Artificial intelligence (AI) has quickly evolved into an important driver of all business processes. This has made the entire security landscape increasingly complicated and difficult to navigate. Capturing, governing and securing thousands of new AI models will pose significant challenges for every security team. This opens a dangerous hole in your security and compliance posture. As organizations harness AI capabilities, they confront a growing risk landscape, one that traditional security tools are ill-equipped to handle.
Both for profit and nonprofit, organizations are really getting interested in AI. They use open source AI models and libraries, as well as third-party models from platforms like Hugging Face. This reliance on AI raises the bar for security frameworks and standards. These frameworks need to be equipped to address the distinct risks inherent in deploying AI. Traditional lineage tools and first-generation AI Security Posture Management (AI-SPM) solutions don’t help overcome these challenges. As a result, security professionals are finding themselves with large blind spots in their defenses.
The Shortcomings of Traditional Security Tools
Traditional security solutions mostly focus on cloud and SaaS. Regrettably, they frequently fail to acknowledge the deep complexities of the AI landscape. This common oversight leads to very exploitable vulnerabilities that attackers can easily take advantage of. Despite the growing recognition, many organizations are unaware of or underestimating the effects of “shadow AI.” Further, developers and data scientists are deploying unmanaged models, creating a huge compliance and security gap with no security oversight.
Additionally, conventional security solutions lack the necessary visibility across the dynamic AI supply chain. Many organizations are moving quickly to incorporate AI into their work. These tools consistently fail to catch up to the rapid pace and evolution behind modern AI development. Such errant oversight, or lack thereof, could have noxious results from data exfiltration and IP theft to operational disruption. Supply chain breaches on their own have an average cost of $4.5 million to organizations, highlighting the pressing need for more robust security infrastructures.
The Need for an Advanced AI-SPM Framework
To address these challenges, organizations must adopt a truly advanced AI-SPM framework that offers comprehensive visibility into the entire supply chain. Such a framework would require proactive testing procedures to identify and remediate model vulnerabilities as well as reconstruct data lineage for audit and compliance mandates. Reconstructing this model is vital for keeping organizations on the right side of regulatory requirements and for maintaining trust with their customers.
An AI-SPM framework needs to ensure zero trust controls at the inference point. This model protects user data by doing detailed monitoring and validating of every interaction with AI models. Consequently, it is instrumental in minimizing the risk of unauthorized access and exploitation. Agencies can make big strides in strengthening their security posture by adopting these practices. This proactive approach is necessary to protect against the dynamic and emerging threats posed by AI.
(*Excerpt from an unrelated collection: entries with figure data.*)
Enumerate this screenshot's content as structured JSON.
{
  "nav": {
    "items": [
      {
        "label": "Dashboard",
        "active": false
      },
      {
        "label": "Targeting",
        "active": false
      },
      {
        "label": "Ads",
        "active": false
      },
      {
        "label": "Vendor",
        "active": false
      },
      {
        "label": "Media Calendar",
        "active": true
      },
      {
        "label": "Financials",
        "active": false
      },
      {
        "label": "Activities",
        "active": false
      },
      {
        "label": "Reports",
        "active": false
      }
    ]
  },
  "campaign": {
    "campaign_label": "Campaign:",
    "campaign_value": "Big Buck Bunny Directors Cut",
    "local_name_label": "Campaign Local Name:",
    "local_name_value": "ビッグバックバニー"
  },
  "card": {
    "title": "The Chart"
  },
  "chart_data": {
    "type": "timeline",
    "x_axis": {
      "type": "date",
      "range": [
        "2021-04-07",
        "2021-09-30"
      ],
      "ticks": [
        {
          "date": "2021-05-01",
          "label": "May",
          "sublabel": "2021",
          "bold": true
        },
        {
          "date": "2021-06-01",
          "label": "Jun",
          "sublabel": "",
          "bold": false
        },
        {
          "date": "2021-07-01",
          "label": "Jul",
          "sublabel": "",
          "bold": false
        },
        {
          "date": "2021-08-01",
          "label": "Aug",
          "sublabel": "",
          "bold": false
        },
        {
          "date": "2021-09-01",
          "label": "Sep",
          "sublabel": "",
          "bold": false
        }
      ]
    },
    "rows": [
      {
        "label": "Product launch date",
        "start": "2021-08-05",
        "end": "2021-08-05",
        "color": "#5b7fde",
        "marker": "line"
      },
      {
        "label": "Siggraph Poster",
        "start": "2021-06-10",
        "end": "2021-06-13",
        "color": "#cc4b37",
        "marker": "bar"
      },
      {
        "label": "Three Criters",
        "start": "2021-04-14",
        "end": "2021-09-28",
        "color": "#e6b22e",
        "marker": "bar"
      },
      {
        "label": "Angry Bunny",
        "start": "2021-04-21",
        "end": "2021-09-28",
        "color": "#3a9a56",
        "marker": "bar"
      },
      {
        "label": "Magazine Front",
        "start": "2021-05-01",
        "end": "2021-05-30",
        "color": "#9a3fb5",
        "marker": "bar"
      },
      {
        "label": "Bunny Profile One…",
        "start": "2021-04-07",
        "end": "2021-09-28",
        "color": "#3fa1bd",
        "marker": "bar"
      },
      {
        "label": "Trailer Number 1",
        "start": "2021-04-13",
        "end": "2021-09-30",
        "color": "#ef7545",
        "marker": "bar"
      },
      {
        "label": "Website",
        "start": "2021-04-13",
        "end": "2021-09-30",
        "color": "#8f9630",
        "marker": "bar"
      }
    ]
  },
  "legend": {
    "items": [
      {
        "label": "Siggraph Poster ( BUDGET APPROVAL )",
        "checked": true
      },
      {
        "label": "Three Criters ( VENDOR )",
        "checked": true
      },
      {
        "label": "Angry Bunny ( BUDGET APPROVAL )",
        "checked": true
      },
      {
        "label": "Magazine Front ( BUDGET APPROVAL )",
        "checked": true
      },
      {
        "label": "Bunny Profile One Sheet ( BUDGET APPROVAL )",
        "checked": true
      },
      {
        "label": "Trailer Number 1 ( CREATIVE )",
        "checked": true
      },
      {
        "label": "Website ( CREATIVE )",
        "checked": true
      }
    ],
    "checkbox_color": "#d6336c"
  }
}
Bridging Operational Silos
AI innovation is the catalyst that is removing the operational silos that have traditionally separated cloud, SaaS and endpoint security. This security integration presents a unique opportunity for organizations to advance their security posture. It further incentivizes them to adopt a broader perspective on risk management. AI is quickly eating enterprise data and assets at every turn. Security teams need to develop more holistic strategies that protect throughout the entire ecosystem.
To best protect from the next attack, organizations need to adopt a collective security approach. This framework looks at every part of the AI supply chain. This strategy increases compliance by over 80%. Besides that, it fosters a rich culture of security awareness among developers and data scientists that are being trained to work with AI models.